Der Innenraum mit seinem 10,25-Zoll-Infotainment-Display und den belüftbaren Vordersitzen würde auch im automobilverwöhnten Europa seine Freunde finden. Der große Bildschirm ist aber nicht nur reine Mimikry: Die Einbindung via Apple CarPlay und Android Auto klappt problemlos. Wie detailverliebt die Koreaner das Unternehmen "Eroberung Indiens" angehen, zeigt die Tatsache, dass die englischen Anweisungen des Navigationssystems nicht einfach übernommen, sondern von Indern aufgenommen wurden und daher den landestypischen Akzent haben.

Fast ein Teufelskerl

Auch mit dem Rest der Ausstattung ließe sich westlich von Mumbai und Delhi Staat machen. Der Kia Seltos hat eine 360-Grad-Kamera, Parksensoren vorne, Voll-LED-Licht und hinten und Ledersitze. Dass diese Extras den Basispreis von 989.000 Rupien (etwa 12.800 Euro) nach oben treiben, ist klar. Unser Fahrzeug hatte einen 1,5-Liter-Diesel-Motor, die HTX+ Ausstattung mit einen Bose-Soundsystem, die bereits erwähnten belüfteten Vordersitze sowie eine induktiven Ladeschale und kostete knapp unter 20.000 Euro. Also wachsen auch in Indien die Günstig-Bäume nicht ganz in den Himmel. Aber selbst in der Basiskonfiguration hat der Seltos eine Klimaanlage, Parksensoren hinten und eine Lenkrad-Fernbedienung. Der Schlüssel zu dieser Gleichung, bestehend aus vergleichsweise viel Ausstattung und günstigem Preis, liegt in der lokalen Produktion, die im indischen Werk Anantapur in Andhra Pradesh stattfindet. Diese Lektion haben sie in Wolfsburg und Mladá Boleslav offenbar gelernt. Das Skoda SUV und der VW Taigun, die gegen den Seltos antreten, werden ebenfalls auf dem Subkontinent mit einem Lokalisierungsgrad von angeblich 95 Prozent vom Band laufen.

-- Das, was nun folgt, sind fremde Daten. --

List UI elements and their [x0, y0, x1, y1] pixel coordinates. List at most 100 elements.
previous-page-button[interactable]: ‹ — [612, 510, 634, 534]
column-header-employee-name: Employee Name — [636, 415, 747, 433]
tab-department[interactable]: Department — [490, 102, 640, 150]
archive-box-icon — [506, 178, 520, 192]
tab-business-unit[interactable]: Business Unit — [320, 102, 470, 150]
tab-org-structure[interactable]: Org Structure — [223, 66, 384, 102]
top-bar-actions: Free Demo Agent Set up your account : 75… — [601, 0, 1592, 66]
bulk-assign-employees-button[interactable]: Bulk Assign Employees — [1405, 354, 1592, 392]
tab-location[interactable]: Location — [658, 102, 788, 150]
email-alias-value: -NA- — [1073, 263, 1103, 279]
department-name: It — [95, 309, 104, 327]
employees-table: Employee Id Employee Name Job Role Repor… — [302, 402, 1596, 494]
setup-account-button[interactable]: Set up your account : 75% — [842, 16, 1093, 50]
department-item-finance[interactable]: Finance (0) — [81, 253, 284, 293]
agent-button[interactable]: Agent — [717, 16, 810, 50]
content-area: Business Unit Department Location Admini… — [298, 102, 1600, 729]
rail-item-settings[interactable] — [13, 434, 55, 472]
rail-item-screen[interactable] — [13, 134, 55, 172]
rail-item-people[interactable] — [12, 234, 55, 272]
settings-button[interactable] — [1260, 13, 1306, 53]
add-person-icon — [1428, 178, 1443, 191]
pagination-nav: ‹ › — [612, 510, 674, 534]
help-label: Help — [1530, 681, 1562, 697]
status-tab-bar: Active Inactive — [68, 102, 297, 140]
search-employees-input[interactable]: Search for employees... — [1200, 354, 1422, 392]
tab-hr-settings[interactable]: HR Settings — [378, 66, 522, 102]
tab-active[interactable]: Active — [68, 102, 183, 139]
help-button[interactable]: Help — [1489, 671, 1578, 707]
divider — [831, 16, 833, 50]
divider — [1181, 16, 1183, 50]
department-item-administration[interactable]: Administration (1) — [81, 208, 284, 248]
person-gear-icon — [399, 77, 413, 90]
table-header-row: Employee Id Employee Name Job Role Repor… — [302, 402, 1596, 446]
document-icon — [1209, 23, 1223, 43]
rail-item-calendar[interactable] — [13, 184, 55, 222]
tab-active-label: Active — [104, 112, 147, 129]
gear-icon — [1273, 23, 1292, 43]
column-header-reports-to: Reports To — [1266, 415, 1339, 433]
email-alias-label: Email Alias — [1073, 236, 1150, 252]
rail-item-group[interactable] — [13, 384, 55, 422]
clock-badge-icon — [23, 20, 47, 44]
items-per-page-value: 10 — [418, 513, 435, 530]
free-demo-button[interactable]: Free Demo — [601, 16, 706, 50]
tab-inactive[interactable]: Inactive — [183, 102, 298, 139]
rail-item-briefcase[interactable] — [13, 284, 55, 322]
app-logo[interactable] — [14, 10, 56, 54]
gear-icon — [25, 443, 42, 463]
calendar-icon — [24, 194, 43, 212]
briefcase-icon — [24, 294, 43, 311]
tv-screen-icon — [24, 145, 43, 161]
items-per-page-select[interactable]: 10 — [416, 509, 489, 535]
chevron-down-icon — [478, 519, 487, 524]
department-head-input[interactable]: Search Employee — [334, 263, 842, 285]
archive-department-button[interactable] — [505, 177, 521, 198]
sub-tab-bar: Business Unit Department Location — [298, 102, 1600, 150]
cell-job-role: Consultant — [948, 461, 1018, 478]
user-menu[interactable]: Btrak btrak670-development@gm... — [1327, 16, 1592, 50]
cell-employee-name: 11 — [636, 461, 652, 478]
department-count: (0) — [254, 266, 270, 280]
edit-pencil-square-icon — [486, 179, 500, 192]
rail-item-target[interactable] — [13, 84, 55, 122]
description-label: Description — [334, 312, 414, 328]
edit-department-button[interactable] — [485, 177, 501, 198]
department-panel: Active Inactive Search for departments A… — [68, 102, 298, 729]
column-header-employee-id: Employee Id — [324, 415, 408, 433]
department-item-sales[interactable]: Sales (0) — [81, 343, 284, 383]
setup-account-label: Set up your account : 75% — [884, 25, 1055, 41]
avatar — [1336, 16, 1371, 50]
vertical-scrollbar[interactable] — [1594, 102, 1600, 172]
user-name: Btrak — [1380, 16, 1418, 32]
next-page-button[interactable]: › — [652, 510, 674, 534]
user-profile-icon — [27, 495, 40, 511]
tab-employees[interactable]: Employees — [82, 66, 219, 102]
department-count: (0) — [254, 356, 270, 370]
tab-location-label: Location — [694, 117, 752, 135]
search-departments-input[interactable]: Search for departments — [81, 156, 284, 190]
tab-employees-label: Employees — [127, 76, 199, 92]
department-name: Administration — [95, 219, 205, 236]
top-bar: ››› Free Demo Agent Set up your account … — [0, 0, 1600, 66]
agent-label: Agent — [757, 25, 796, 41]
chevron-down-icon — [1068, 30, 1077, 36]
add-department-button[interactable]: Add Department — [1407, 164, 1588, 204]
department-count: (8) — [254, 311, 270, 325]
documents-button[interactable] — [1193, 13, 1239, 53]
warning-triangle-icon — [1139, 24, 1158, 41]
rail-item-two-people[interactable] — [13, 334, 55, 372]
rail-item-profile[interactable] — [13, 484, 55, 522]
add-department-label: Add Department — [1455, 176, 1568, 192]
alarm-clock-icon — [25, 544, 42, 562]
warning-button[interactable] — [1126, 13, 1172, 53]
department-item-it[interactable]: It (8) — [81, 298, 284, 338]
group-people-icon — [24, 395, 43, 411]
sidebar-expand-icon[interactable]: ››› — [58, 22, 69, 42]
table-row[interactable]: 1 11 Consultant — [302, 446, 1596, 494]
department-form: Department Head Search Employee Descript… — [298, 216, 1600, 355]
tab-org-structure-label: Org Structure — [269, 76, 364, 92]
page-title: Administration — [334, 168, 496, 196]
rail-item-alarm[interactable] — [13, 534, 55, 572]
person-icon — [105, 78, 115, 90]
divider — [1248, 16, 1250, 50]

Das Motto, unter dem Kia mit dem Seltos auf Autofahrer-Fang geht, lautet "erlebt den Teufelskerl". Nun ja, 300 PS werden nicht gerade auf die Straße losgelassen, aber der 1,5-Liter-Diesel mit 85 kW / 115 PS und einer Sechsgang-Handschaltung schlägt sich inmitten der Tuk Tuks, der wuseligen Kleinwagen und Stufenhecklimousinen mehr als wacker. Dass man als böser Junge mal etwas lauter knurrt, liegt am Mangel an Dämmmaterial (irgendwie muss ja der Kampfpreis erreicht werden) und passt ja auch irgendwie zum selbstpostulierten Bad-Boy-Image.

Das Fahrwerk ist ohnehin deutlich mehr auf Komfort als auf Geschwindigkeitsjagd getrimmt und lässt sich auch von einem Schlaglochstakkato nicht aus der Ruhe bringen. Dass selbst bei Schlechtwegestrecken nichts knarzt oder knackt, zeigt ganz einfach, dass auch in Indien die Zeit der Rüttelkisten vorbei ist. Auch da müssen die anderen nachziehen.